Chapter 7 Bankruptcy

A Chapter 7 bankruptcy allows you to eliminate, or discharge, all of your dischargeable unsecured debt without paying anything back to your creditors. Debts eliminated by a Chapter 7 bankruptcy include credit cards, personal loans, medical bills, and vehicle loan deficiencies. The only common bills not discharged are student loans, child support or alimony payments, and the prior three years of income taxes; if it is any other sort of debt, it will be eliminated by the bankruptcy.

To receive the relief offered by a Chapter 7 bankruptcy you must provide the Court with full and complete disclosure of your financial situation by filing a bankruptcy petition. Hiring me to help you through this process ensures your petition is prepared thoroughly and accurately. I will also make sure to protect the things that you value, and have worked so hard to obtain, by claiming all the protections, or exemptions, available to you under the bankruptcy code.

Chapter 7 bankruptcy provides a powerful tool and useful tool to help you repair your financial situation. Please contact me to discuss how Chapter 7 can help you.

The steps to getting your ‘Fresh Start’ with a Chapter 7 Bankruptcy

First, we start with a detailed conversation about your situation. This initial consultation is completely free. Depending on our schedules, I may be able to have this conversation with you the very first time you call me. During this consultation, I will ask a number of questions about the items you own, your income and expenses, and specific questions about your finances. These are the questions you would expect to discuss to participate in a process to eliminate all of your debt and save you thousands of dollars. During this conversation I will tell you my fees and discuss payment plans that I have available. My fees for a Chapter 7 start at $800.  You can make payments of $50 a month to retain me to help you get relief from your debts.

I then send you a written retainer agreement, putting my fees in writing, information about a required credit counseling course, and a list of documents I need to prepare your bankruptcy petition.

Once the retainer is paid, I prepare your bankruptcy petition. The bankruptcy petition is a specialized legal document putting the information you have provided to me into the form required by the Bankruptcy Code.

The documents that I need to prepare your bankruptcy petition include:

  • Your prior two years of income tax returns
  • Current pay stubs
  • Copies of the titles to vehicles you own

Once I prepare the petition, we will set up a time to review the petition so you can ensure the paperwork is accurate, and I can answer any questions or concerns you may have about it. I then complete a final review of the petition and file it with the Court.

Filing the bankruptcy petition with the Court immediately protects you from your creditors. The bankruptcy filing creates the Automatic Stay. The Automatic Stay is the provision in the Bankruptcy code that prevents your creditors from continuing to attempt to collect debts from you. This means that once your case is filed, wage garnishments have to end, foreclosure and other legal proceedings must stop, and collection calls become a violation of federal law.

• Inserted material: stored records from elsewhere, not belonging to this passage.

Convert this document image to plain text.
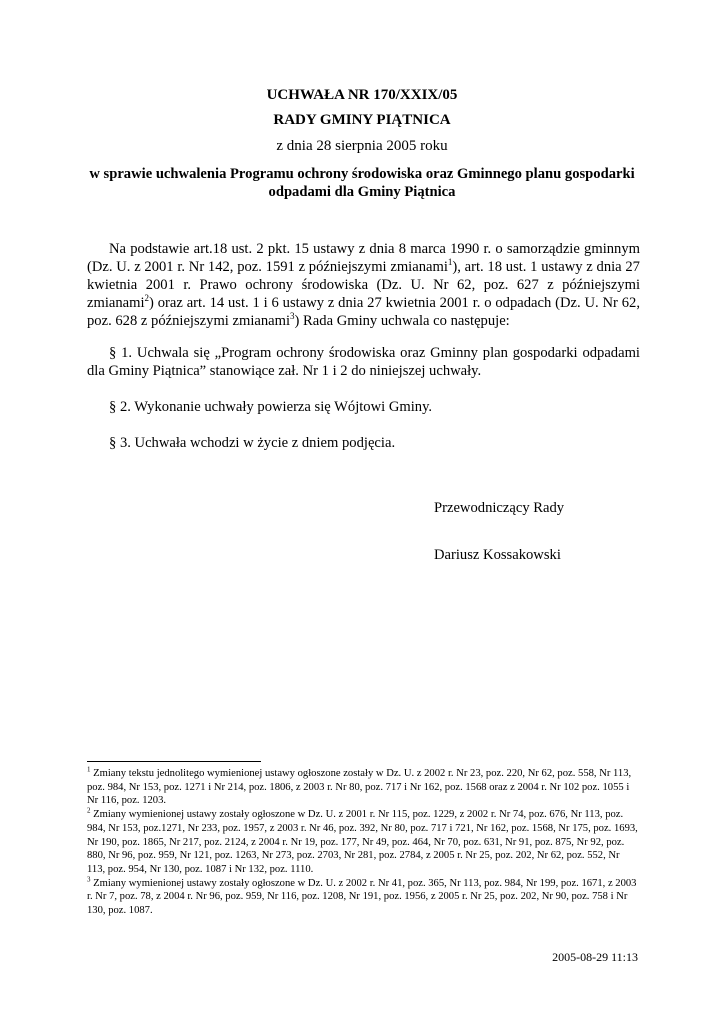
UCHWAŁA NR 170/XXIX/05
RADY GMINY PIĄTNICA
z dnia 28 sierpnia 2005 roku
w sprawie uchwalenia Programu ochrony środowiska oraz Gminnego planu gospodarki
odpadami dla Gminy Piątnica
Na podstawie art.18 ust. 2 pkt. 15 ustawy z dnia 8 marca 1990 r. o samorządzie gminnym (Dz. U. z 2001 r. Nr 142, poz. 1591 z późniejszymi zmianami$^1$), art. 18 ust. 1 ustawy z dnia 27 kwietnia 2001 r. Prawo ochrony środowiska (Dz. U. Nr 62, poz. 627 z późniejszymi zmianami$^2$) oraz art. 14 ust. 1 i 6 ustawy z dnia 27 kwietnia 2001 r. o odpadach (Dz. U. Nr 62, poz. 628 z późniejszymi zmianami$^3$) Rada Gminy uchwala co następuje:
§ 1. Uchwala się „Program ochrony środowiska oraz Gminny plan gospodarki odpadami dla Gminy Piątnica” stanowiące zał. Nr 1 i 2 do niniejszej uchwały.
§ 2. Wykonanie uchwały powierza się Wójtowi Gminy.
§ 3. Uchwała wchodzi w życie z dniem podjęcia.
Przewodniczący Rady
Dariusz Kossakowski

$^1$ Zmiany tekstu jednolitego wymienionej ustawy ogłoszone zostały w Dz. U. z 2002 r. Nr 23, poz. 220, Nr 62, poz. 558, Nr 113, poz. 984, Nr 153, poz. 1271 i Nr 214, poz. 1806, z 2003 r. Nr 80, poz. 717 i Nr 162, poz. 1568 oraz z 2004 r. Nr 102 poz. 1055 i Nr 116, poz. 1203.

$^2$ Zmiany wymienionej ustawy zostały ogłoszone w Dz. U. z 2001 r. Nr 115, poz. 1229, z 2002 r. Nr 74, poz. 676, Nr 113, poz. 984, Nr 153, poz.1271, Nr 233, poz. 1957, z 2003 r. Nr 46, poz. 392, Nr 80, poz. 717 i 721, Nr 162, poz. 1568, Nr 175, poz. 1693, Nr 190, poz. 1865, Nr 217, poz. 2124, z 2004 r. Nr 19, poz. 177, Nr 49, poz. 464, Nr 70, poz. 631, Nr 91, poz. 875, Nr 92, poz. 880, Nr 96, poz. 959, Nr 121, poz. 1263, Nr 273, poz. 2703, Nr 281, poz. 2784, z 2005 r. Nr 25, poz. 202, Nr 62, poz. 552, Nr 113, poz. 954, Nr 130, poz. 1087 i Nr 132, poz. 1110.

$^3$ Zmiany wymienionej ustawy zostały ogłoszone w Dz. U. z 2002 r. Nr 41, poz. 365, Nr 113, poz. 984, Nr 199, poz. 1671, z 2003 r. Nr 7, poz. 78, z 2004 r. Nr 96, poz. 959, Nr 116, poz. 1208, Nr 191, poz. 1956, z 2005 r. Nr 25, poz. 202, Nr 90, poz. 758 i Nr 130, poz. 1087.

2005-08-29 11:13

After your case is filed, the Court schedules a hearing for your case called the Meeting of Creditors. Bankruptcy hearings are currently being conducted by a secure telephone call, so you will not need to travel to participate in the hearing. You will have at least 4 weeks of notice for your hearing, so that you can arrange your schedule to participate in the meeting.

Your hearing will be conducted by an individual known as a Trustee. The Trustee is an attorney assigned to your case by the Court. The Trustee’s primary job is to review the information contained in your bankruptcy to ensure that it is complete and accurate.

I participate in the call with you, and prior to the hearing, I send your Trustee all of the information necessary for your hearing to go smoothly and efficiently.

During your hearing, you will answer a series of questions similar to the ones that I asked you during our conversations about your situation. The Trustee’s questions normally take just 5 to 10 minutes to answer. The information we provide on your petition and the documentation I send to the Trustee ensure that meetings go smoothly and efficiently.

In most cases, you will only need to speak to the Trustee a single time. Occasionally, the Trustee will need additional information or documents after your hearing, and I work with you to ensure that this information is provided to the Trustee. It is very uncommon that another hearing occurs to review this information.

Approximately 60 days after your hearing, the Court will issue your Discharge. The Discharge is the Court Order permanently prohibiting your creditors from trying to collect the debts you owed when you filed your case.

After you receive your discharge, I will also send you information so that you can enroll in a program to rebuild your credit. The program is called 720 Credit. The program will help you take all the right steps to quickly reestablish your credit and take full advantage of your new financial situation.